Overview
Currently, only authentication of existing users is supported via SAML 2.0. New team members cannot be automatically created by logging in through a SAML 2.0 provider. An admin will still need to create/invite the team member through the Agent Connect platform.
Step 1. Configure your Identity Provider
Below are the settings you will need to configure a new app within your Identity Provider, if you are unsure of your subdomain please reach out to your Client Services Manager.
Global Settings
You may not need all of these data points depending on your identity provider
Setting | Value |
Audience URI/Entity ID | https://{your_subdomain}.stellaconnect.net/ |
Assertion Consumer Service (ACS) URL* | https://{your_subdomain}.stellaconnect.net/employees/auth/saml/callback |
Name ID format | Email Address (urn:oasis:names:tc:SAML:1.1:nameid-format:emailAddress) |
Application username or Subject Type** | Username or Email |
Start URL | https://{your_subdomain}.stellaconnect.net |
Signed Response | Checked |
* Same for Recipient and Destination URLs
** Choose the field in your IdP where the email address or custom employee ID that is setup in Agent Connect can be found
Setting | Value |
SSO URL | https://{your_subdomain}.stellaconnect.net/employees/auth/saml/callback |
Audience URI (SP Entity ID) | https://{your_subdomain}.stellaconnect.net/ |
Default RelayState | Blank |
Name ID format | |
Application Username | Okta Username / Primary Email |
Steps: Admin> Applications> Create New App> Platform = Web, SAML 2.0
Setting | Value |
Audience/Entity ID | https://{your_subdomain}.stellaconnect.net/ |
Consumer URL | https://{your_subdomain}.stellaconnect.net/employees/auth/saml/callback |
Name ID format | |
User ID (Key-pair Value) | Username / Primary Email |
Setting | Value |
Entity ID | https://{your_subdomain}.stellaconnect.net/ |
Assertion Consumer Service (ACS) URL* | https://{your_subdomain}.stellaconnect.net/employees/auth/saml/callback |
SAML Signing (Encryption Certificate) | Blank |
Steps: Admin> Applications> Add Application> New SAML Application
* Same for Recipient and Destination URLs
Step 2. Provide Your Configuration to Agent Connect
The identity provider should generate a couple of pieces of data that will need to be supplied to the Implementation or Support team.

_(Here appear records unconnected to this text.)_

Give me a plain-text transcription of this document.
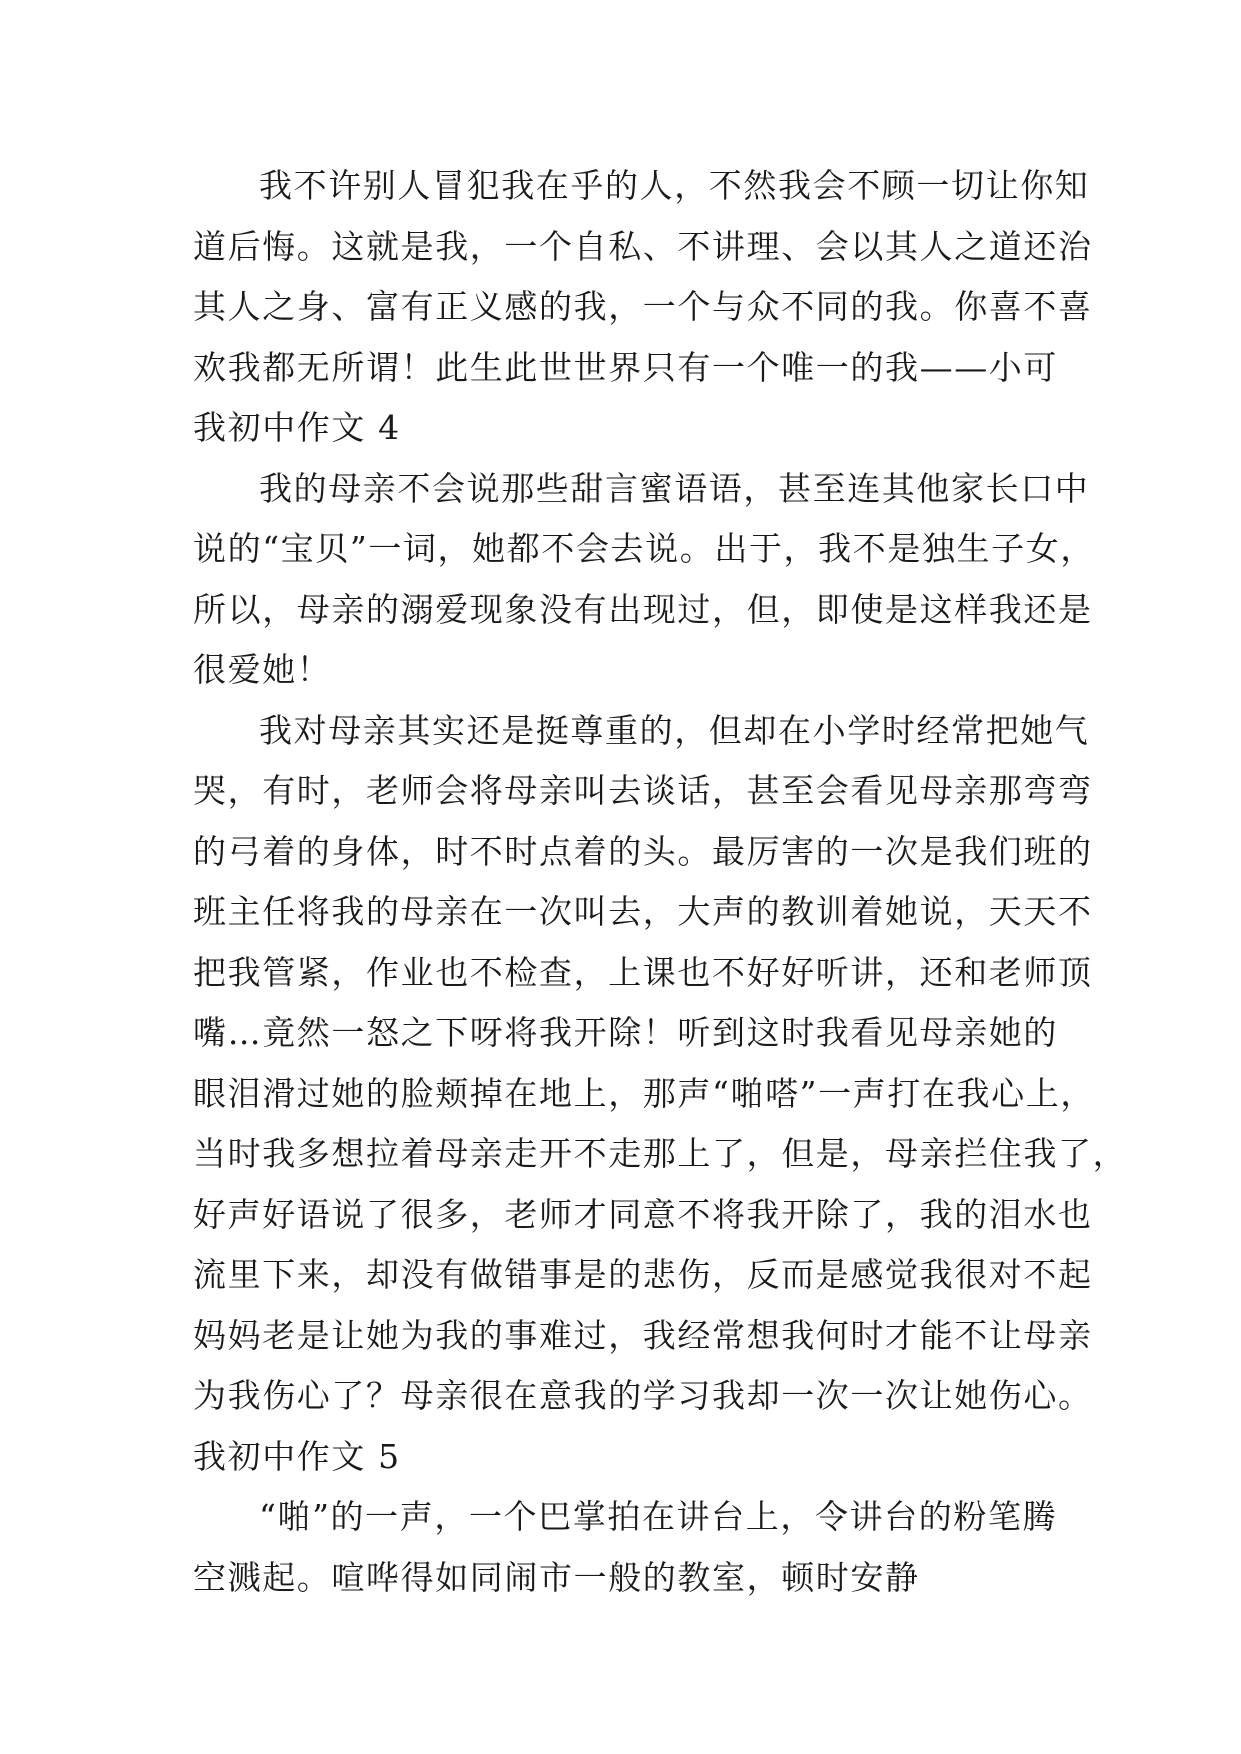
我不许别人冒犯我在乎的人，不然我会不顾一切让你知
道后悔。这就是我，一个自私、不讲理、会以其人之道还治
其人之身、富有正义感的我，一个与众不同的我。你喜不喜
欢我都无所谓！此生此世世界只有一个唯一的我——小可

我初中作文 4

我的母亲不会说那些甜言蜜语语，甚至连其他家长口中
说的“宝贝”一词，她都不会去说。出于，我不是独生子女，
所以，母亲的溺爱现象没有出现过，但，即使是这样我还是
很爱她！

我对母亲其实还是挺尊重的，但却在小学时经常把她气
哭，有时，老师会将母亲叫去谈话，甚至会看见母亲那弯弯
的弓着的身体，时不时点着的头。最厉害的一次是我们班的
班主任将我的母亲在一次叫去，大声的教训着她说，天天不
把我管紧，作业也不检查，上课也不好好听讲，还和老师顶
嘴…竟然一怒之下呀将我开除！听到这时我看见母亲她的
眼泪滑过她的脸颊掉在地上，那声“啪嗒”一声打在我心上，
当时我多想拉着母亲走开不走那上了，但是，母亲拦住我了，
好声好语说了很多，老师才同意不将我开除了，我的泪水也
流里下来，却没有做错事是的悲伤，反而是感觉我很对不起
妈妈老是让她为我的事难过，我经常想我何时才能不让母亲
为我伤心了？母亲很在意我的学习我却一次一次让她伤心。

我初中作文 5

“啪”的一声，一个巴掌拍在讲台上，令讲台的粉笔腾
空溅起。喧哗得如同闹市一般的教室，顿时安静
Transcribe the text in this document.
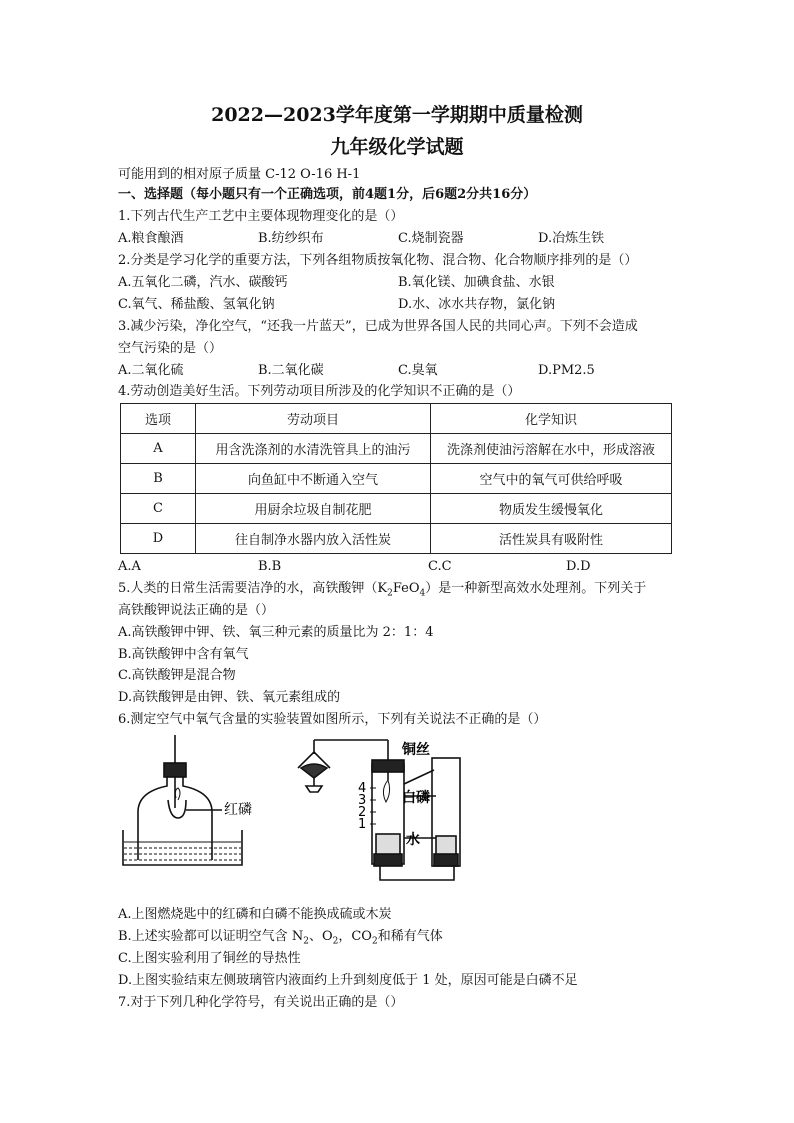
2022—2023学年度第一学期期中质量检测
九年级化学试题
可能用到的相对原子质量 C-12 O-16 H-1
一、选择题（每小题只有一个正确选项，前4题1分，后6题2分共16分）
1.下列古代生产工艺中主要体现物理变化的是（）
A.粮食酿酒	B.纺纱织布	C.烧制瓷器	D.冶炼生铁
2.分类是学习化学的重要方法，下列各组物质按氧化物、混合物、化合物顺序排列的是（）
A.五氧化二磷，汽水、碳酸钙	B.氧化镁、加碘食盐、水银
C.氧气、稀盐酸、氢氧化钠	D.水、冰水共存物，氯化钠
3.减少污染，净化空气，“还我一片蓝天”，已成为世界各国人民的共同心声。下列不会造成
空气污染的是（）
A.二氧化硫	B.二氧化碳	C.臭氧	D.PM2.5
4.劳动创造美好生活。下列劳动项目所涉及的化学知识不正确的是（）
选项	劳动项目	化学知识
A	用含洗涤剂的水清洗管具上的油污	洗涤剂使油污溶解在水中，形成溶液
B	向鱼缸中不断通入空气	空气中的氧气可供给呼吸
C	用厨余垃圾自制花肥	物质发生缓慢氧化
D	往自制净水器内放入活性炭	活性炭具有吸附性
A.A	B.B	C.C	D.D
5.人类的日常生活需要洁净的水，高铁酸钾$(K_2FeO_4)$是一种新型高效水处理剂。下列关于
高铁酸钾说法正确的是（）
A.高铁酸钾中钾、铁、氧三种元素的质量比为 2：1：4
B.高铁酸钾中含有氧气
C.高铁酸钾是混合物
D.高铁酸钾是由钾、铁、氧元素组成的
6.测定空气中氧气含量的实验装置如图所示，下列有关说法不正确的是（）
红磷
4
3
2
1
铜丝
白磷
水
A.上图燃烧匙中的红磷和白磷不能换成硫或木炭
B.上述实验都可以证明空气含 $N_2$、$O_2$，$CO_2$和稀有气体
C.上图实验利用了铜丝的导热性
D.上图实验结束左侧玻璃管内液面约上升到刻度低于 1 处，原因可能是白磷不足
7.对于下列几种化学符号，有关说出正确的是（）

You will be asked to provide:
Identity Provider Single Sign-On/Login URL
X.509 Certificate
Step 3. Test the Configuration
Once the configuration has been setup within Agent Connect, you will be able to test the Single Sign-on by visiting https://{your_subdomain}.stellaconnect.net/employees/sign_in?sso=true and clicking Sign in with provider.
Step 4. Go Live
When you are completed with testing, just contact us and we will enable your SAML configuration to be the default and ONLY login option for all team members. At this point, all team members that visit the login page for Agent Connect will be immediately redirected to the Identity Provider for login.